#fridayfictioneers via rochelle – 12/21

Every Wednesday Ralphie Wisoff-Fields posts a picture prompt to challenge writers to create a 100-word story or poem or anything that works for you.  After you post your work on your blog,  go back to her site and post a link to your blog entry on her Friday Fictioneers post.  Place.  Page.

I could not add revisions this week because I had too many things to do today and didn’t have the time to color-code and underline and such.  I wasn’t even sure if i would even write this until late tonight or tomorrow morning.  For those who liked the revisions, sorry.  For those who did not like it, Happy Holidays.

I’m going to try to keep up with this, as should you.  Give it a shot.  I prefer to stick to 100 words, but she doesn’t mind either way.  Not everyone has the time to sit and write, revise, edit, revise, edit, etc. until getting it down to 100 and telling everything you want to tell.



Neither moved.

One knew the other.

One – a mysterious, great beast.

Both calculated in milliseconds.

“If I move…”

“What if he tries…?”

Cat – fangs, silent speed.

Beast – far slower, but massive, stronger.

Both – fur, claws.

Both – eyes they’d remember, next time.

Both – determined to reach morning.

Only one absolutely had to get past the other.

Beast slowly extended his arm.

Cat hissed, tail tucked, ears pinned, feet planted, ready.

Cat squinted, focused.

The great beast’s gentle paw, Claus revealed, stroked cat’s head, spine.  Flashing an Elfin smile, the great beast moved past and began his jolly work.


100 words

87 thoughts on “#fridayfictioneers via rochelle – 12/21

      • The softer, lighter side. I was really thinking of Fictioneers writing. As far as the rise and fall writing, I don’t like seeing it merely because I don’t like knowing you and your family had to live through all that.

      • aww, that’s nice, thanks. and yeah, about the FF stuff, in the beginning i was heavy on horror-style things. but i decided to tune the december ones into a christmas/winter holiday theme. thanks for noticing.

  1. Hi Rich,
    Considering the date and the photo, a Christmas story is de riguer. Santa is a beast, a beast of burden. You kept me guessing, though, thinking it was some kind of hostile encounter, until the sweetly happy ending. Hope you holidays are festive and fun. Ron

    • Thanks. I just took the liberty to describe Santa as a beast because that’s how he might seem from the cats point of view. But I did not write it from the cats point of view. Maybe I should have.

      Happy Holidays to you and yours as well. And cats.

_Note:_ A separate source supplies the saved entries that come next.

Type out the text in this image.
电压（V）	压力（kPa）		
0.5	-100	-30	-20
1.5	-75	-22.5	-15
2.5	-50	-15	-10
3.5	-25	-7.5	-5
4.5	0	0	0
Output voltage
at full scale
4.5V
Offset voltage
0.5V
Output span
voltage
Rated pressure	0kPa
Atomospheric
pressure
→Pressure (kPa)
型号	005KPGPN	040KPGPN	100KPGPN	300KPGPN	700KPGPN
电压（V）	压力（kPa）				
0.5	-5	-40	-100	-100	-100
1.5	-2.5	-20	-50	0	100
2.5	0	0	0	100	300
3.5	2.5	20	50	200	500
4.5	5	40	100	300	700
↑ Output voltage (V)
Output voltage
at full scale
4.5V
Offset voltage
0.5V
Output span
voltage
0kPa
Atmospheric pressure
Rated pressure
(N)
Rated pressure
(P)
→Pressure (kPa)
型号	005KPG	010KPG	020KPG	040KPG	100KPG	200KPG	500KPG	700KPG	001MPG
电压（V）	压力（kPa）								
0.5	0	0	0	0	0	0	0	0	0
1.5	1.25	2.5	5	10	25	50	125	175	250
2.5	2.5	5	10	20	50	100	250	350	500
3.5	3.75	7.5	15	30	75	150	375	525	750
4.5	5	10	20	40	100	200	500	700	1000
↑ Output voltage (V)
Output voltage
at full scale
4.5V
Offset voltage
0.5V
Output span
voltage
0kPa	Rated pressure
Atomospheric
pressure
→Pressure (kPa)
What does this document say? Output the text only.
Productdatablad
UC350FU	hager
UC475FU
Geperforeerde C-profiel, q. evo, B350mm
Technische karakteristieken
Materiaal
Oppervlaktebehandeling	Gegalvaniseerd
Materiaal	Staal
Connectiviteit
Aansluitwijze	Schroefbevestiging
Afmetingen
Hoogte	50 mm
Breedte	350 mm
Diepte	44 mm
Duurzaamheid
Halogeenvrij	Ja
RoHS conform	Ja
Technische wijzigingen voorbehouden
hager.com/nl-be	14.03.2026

  2. In the first few lines I was worried Santa might not make an apperance this time. Thank you for not dissapointing. This fits the story my daughter has had me reading almost every night. Fabulously fun! Great work, Rich.

    • i tend to enjoy writing darker things, and when i started this piece, it was supposed to be dark, but then something just changed as i was writing it. a few people have mentioned that they liked something less dark from me.

      but the idea that you have are “expecting” something from me is very nice. it suggests you know where to find something you like. thanks very much.

  3. Dear Rich,

    Whenever I read your stories I relax and go with the flow and never am I disappointed. Mark of a great storyteller. Can say no more for it would be redundant.



    • but i will be redundant with my greatly appreciated thanks for your comments. and thanks again. i have some reading to begin too. the list has been growing little by little each week. i’ve recruited a few recently.

  4. Dear Rich,
    I enjoyed this ghastly tale. Fortunately the beast stayed away from the cat’s Kibbles & Bits or a rumble might have occurred in the kitchen. Thanks for another great story from a master storyteller.

  5. i thought there was gonna be some bloody cat fight lol ^^ but i do love the ending ^^ love the very detailed description of the cat as she prepares herself for battle ^^

    • A smart guy who has been critiquing my writing lately told me to change the balance from less dialogue to more physical action. So I am working on that. Thanks very much for reading.

  6. Phenomenal sir, I like the way you created the standoff, but didn’t elude to who the “beast” was until the end. Made it very stressful to start and cheery to finish. Keep it up!

  7. I talk so damn much I don’t think I could ever get something down to 100 words – great job.

    Also, can you call me “mister” when you thank me? I like to be different than all the other misses.